Royal Dutch Shell Plc  .com Rotating Header Image Chevron May Increase LNG Project Capacity

09.03.2007 12:39

Chevron Corp. and partners may increase the proposed Gorgon liquefied natural gas project’s capacity in Australia by 50 percent to lower production costs, two executives at the venture said, Bloomberg reported.

Chevron, Exxon Mobil Corp. and Royal Dutch Shell Plc may build two production lines each able to produce as much as 7.5 million metric tons a year, instead of 5 million, said the executives, asking not to be identified before a decision is made. The plants will chill gas to minus 161 degrees Celsius, turning it into liquid so that it can be loaded onto a ship.

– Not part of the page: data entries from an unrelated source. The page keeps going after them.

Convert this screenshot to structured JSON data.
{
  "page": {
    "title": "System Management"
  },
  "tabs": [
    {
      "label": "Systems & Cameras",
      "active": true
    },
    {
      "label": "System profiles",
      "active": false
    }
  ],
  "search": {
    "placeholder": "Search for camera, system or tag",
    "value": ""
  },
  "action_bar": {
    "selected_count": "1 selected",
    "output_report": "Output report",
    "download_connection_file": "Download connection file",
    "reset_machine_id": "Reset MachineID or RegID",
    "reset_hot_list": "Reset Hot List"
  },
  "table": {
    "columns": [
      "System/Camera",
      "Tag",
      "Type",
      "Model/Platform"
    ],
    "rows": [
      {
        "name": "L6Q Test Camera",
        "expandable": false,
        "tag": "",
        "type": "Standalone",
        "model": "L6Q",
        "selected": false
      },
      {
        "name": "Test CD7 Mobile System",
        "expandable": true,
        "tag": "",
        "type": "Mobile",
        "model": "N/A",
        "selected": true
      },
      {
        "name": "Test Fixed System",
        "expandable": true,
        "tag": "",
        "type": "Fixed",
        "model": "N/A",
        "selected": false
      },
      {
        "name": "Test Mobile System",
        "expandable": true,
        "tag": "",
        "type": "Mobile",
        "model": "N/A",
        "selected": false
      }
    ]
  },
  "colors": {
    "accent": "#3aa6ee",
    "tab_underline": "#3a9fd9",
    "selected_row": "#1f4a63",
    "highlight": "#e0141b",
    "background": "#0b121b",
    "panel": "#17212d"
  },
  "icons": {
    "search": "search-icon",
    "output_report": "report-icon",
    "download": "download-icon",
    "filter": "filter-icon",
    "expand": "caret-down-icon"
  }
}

The partners last year said they will miss the 2010 start date for LNG deliveries because of delays in environmental approvals and planning to increase profitability. Australia’s government estimates Gorgon, which will tap about 40 trillion cubic feet of gas in fields off the northwestern coast, may cost more than A$15 billion ($12 billion).

“There would be some scale economics” in building a larger plant, said Frank Harris, co-head of global LNG at Wood Mackenzie Consultants Ltd. in Edinburgh. “Assuming that the partners could get Gorgon up and running in 2012, marketing the extra gas shouldn’t be a problem.”

Global trade in LNG may more than double by 2015 to about 370 million metric tons, from about 145 million in 2005, Woodside Petroleum Ltd., operator of the North West Shelf LNG venture, said last month. LNG may supply 31 percent of global natural gas by 2010, PricewaterhouseCoopers LLP, the world’s biggest accounting firm, said in a report.